How important is it for gardeners to go peat-free and protect our precious peatlands around the world?
In 2011, the government pledged to phase out the use of peat in garden products by 2020 and in commercial use by 2030. We support these government targets and are playing our part by going peat-free at our places.
Why is peat so important?
Peat is hugely important to our planet for lots of reasons. It acts as a carbon store, it's a great habitat for wildlife, it has a role in water management, and preserves things well for archaeology.
We look after 40 peatland Sites of Special Scientific Interest, 3 per cent of raised bogs, significant fens and valley mires, and huge tracts of blanket bog. Our peatlands in England and Wales hold 2 per cent of the total carbon in the UK, in soil and vegetation.
Some of our peatland has been damaged in the past by drainage, over-grazing, burning and extraction.
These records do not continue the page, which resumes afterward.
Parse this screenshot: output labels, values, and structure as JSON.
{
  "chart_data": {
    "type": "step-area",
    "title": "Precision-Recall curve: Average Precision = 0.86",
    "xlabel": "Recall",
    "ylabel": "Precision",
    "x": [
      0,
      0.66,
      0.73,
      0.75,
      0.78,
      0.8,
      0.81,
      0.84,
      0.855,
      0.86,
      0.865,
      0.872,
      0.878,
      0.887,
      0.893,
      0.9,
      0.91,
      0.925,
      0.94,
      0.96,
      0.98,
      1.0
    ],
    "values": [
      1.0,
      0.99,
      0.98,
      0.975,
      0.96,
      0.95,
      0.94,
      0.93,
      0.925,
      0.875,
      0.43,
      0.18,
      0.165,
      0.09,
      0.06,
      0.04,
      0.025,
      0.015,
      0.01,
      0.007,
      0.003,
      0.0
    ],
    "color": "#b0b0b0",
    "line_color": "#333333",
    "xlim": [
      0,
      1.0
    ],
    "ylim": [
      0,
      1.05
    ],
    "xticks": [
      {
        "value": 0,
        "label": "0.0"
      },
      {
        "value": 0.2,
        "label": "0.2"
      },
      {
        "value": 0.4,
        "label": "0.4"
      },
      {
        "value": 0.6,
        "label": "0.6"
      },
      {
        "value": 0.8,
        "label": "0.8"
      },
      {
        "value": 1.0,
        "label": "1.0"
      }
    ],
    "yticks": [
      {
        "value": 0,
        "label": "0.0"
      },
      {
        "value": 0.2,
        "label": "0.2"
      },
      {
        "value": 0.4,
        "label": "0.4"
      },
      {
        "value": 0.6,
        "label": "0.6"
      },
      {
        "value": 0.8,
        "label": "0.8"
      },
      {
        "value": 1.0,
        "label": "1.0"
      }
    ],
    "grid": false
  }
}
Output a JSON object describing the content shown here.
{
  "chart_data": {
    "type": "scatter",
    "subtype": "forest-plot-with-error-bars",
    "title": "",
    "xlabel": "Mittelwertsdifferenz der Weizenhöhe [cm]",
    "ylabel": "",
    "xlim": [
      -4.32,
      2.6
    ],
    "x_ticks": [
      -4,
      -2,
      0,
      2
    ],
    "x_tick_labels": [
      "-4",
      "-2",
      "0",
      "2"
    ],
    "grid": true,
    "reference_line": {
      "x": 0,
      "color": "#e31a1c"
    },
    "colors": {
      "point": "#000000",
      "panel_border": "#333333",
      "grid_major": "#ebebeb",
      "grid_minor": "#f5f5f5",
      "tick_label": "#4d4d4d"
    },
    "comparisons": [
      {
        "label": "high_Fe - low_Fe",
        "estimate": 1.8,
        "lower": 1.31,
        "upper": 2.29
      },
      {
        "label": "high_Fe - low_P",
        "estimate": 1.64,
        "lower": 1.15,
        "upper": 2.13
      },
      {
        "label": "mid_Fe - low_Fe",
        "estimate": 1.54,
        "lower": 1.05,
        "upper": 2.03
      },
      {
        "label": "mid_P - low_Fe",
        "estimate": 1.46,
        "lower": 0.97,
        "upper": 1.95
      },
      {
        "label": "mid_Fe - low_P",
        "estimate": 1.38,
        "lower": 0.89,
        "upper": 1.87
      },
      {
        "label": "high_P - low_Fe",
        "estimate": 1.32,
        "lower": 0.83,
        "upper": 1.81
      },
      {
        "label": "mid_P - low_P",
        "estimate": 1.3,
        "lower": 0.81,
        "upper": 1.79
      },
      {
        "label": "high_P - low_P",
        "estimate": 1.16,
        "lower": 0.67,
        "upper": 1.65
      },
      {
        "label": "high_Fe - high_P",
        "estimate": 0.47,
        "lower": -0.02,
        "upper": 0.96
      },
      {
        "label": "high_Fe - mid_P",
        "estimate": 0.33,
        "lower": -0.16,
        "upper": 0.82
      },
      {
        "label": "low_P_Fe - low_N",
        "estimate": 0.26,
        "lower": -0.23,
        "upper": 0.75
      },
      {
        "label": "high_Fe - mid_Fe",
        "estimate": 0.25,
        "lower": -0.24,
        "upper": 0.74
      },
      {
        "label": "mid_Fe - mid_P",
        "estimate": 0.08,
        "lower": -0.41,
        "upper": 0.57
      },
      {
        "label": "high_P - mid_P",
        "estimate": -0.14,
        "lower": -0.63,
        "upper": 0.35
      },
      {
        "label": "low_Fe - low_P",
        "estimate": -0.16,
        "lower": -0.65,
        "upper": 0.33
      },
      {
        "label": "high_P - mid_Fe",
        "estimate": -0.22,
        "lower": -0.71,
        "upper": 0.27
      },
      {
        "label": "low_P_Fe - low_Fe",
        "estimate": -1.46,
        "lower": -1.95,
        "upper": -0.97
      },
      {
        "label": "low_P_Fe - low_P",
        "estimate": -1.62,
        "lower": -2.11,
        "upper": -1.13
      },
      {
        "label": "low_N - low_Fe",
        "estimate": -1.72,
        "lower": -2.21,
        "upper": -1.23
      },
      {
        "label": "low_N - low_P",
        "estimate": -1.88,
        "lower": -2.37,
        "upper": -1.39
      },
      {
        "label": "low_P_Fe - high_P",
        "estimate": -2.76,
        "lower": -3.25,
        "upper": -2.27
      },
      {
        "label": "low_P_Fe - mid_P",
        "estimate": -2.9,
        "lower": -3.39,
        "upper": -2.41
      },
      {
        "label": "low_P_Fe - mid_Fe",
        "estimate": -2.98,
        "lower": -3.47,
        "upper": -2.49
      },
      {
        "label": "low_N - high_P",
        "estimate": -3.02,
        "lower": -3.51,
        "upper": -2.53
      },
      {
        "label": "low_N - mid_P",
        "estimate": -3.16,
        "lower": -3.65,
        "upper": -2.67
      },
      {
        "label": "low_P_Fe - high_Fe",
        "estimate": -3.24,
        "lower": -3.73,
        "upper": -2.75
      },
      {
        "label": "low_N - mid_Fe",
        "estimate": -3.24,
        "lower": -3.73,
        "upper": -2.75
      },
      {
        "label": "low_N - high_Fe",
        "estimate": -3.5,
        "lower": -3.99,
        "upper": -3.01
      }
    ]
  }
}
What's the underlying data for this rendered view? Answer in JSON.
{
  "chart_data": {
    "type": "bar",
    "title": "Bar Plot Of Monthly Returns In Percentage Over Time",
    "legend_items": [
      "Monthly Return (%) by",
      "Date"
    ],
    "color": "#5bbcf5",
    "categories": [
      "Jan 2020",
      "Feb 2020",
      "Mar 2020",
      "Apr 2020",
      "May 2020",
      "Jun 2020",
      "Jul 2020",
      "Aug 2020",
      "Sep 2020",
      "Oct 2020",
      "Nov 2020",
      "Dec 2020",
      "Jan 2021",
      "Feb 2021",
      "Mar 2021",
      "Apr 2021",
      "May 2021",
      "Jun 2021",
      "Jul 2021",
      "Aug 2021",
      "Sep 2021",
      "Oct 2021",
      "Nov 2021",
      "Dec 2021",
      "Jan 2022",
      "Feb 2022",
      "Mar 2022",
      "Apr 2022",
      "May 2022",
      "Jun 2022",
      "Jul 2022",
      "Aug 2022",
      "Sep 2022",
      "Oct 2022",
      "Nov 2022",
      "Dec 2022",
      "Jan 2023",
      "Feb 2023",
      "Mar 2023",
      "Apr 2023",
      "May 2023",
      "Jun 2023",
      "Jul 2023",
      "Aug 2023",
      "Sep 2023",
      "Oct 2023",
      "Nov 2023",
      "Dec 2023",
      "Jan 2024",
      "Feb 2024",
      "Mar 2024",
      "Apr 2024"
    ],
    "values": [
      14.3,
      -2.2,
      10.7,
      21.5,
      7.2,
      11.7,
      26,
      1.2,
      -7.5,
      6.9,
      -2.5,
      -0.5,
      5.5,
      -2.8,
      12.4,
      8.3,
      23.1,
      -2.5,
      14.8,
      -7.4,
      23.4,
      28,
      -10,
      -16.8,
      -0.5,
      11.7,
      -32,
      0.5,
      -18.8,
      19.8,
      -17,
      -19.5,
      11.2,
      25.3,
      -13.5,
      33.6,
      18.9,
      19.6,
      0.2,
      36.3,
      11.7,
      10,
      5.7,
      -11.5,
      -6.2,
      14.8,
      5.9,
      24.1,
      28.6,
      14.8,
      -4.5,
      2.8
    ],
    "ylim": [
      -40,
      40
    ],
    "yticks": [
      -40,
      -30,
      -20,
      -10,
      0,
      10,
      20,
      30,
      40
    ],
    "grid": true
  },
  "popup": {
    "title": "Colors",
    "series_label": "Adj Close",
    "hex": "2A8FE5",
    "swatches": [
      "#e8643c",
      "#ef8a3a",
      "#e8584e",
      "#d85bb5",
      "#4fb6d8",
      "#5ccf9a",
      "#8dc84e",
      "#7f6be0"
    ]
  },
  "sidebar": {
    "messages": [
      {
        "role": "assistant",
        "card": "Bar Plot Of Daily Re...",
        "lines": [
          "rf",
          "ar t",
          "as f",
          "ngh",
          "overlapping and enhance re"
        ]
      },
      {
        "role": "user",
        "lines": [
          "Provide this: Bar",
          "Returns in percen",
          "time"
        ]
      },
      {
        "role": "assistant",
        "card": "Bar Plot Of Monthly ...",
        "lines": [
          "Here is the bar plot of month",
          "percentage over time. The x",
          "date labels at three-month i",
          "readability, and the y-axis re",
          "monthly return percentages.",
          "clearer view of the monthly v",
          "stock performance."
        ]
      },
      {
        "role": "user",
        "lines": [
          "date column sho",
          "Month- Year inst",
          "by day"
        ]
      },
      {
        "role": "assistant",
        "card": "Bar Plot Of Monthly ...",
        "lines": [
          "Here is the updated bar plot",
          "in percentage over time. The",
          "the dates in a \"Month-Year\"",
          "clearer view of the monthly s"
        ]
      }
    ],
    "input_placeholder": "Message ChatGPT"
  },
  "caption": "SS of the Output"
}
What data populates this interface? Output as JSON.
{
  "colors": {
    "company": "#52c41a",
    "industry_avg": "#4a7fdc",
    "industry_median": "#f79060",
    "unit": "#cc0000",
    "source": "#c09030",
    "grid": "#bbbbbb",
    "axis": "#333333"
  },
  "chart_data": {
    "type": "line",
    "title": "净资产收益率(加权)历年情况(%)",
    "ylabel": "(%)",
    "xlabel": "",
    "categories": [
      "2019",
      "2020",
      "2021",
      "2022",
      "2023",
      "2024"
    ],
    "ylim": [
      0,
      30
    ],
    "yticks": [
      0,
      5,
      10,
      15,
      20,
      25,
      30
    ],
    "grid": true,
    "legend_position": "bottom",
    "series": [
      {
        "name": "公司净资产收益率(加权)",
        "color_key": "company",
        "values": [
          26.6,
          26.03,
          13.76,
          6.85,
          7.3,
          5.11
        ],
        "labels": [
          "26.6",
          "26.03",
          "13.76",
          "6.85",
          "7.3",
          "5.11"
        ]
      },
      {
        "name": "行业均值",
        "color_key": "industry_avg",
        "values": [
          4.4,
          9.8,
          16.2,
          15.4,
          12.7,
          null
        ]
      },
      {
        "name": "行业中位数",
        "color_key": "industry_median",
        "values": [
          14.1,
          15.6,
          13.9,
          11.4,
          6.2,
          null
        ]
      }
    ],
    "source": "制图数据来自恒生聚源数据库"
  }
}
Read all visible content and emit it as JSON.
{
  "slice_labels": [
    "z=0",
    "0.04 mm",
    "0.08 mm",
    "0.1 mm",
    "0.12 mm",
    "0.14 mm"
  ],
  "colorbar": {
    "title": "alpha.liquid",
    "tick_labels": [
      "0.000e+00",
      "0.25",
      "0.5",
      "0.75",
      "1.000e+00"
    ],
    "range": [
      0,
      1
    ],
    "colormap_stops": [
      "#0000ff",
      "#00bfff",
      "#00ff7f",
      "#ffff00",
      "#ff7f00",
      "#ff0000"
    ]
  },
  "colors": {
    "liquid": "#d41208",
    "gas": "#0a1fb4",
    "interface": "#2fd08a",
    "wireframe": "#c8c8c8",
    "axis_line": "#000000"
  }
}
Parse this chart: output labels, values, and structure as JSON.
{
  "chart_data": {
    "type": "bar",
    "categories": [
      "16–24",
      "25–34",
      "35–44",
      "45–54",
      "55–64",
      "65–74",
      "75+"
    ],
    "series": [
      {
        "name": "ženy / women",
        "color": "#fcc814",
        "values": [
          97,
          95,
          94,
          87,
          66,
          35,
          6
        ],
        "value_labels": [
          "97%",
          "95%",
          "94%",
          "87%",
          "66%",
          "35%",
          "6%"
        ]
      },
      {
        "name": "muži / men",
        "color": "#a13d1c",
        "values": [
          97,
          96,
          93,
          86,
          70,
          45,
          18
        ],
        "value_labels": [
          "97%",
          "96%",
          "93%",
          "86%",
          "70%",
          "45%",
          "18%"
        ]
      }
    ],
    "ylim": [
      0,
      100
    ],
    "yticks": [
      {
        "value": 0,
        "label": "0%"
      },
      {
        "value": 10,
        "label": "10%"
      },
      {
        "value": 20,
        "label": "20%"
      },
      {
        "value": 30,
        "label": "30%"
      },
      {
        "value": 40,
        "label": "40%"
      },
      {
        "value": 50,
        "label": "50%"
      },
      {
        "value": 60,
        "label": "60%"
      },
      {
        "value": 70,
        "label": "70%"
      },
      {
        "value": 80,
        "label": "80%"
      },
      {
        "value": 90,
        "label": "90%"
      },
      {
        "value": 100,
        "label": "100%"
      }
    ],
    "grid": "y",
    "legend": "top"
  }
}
We’re working hard to reverse these negative impacts and are now managing and restoring many of our sites to create resilient eco-systems, which will increase carbon storage capacity and reduce emissions.
But much of the peat found in the compost available in the UK now comes from peatlands elsewhere in Europe - and we have a responsibility to protect these precious habitats from the problems we've experienced.
How you can help
You can help by buying peat-free compost for use in your own garden or allotment, and encouraging retailers and the Government in their efforts to phase out the use of peat in gardening products.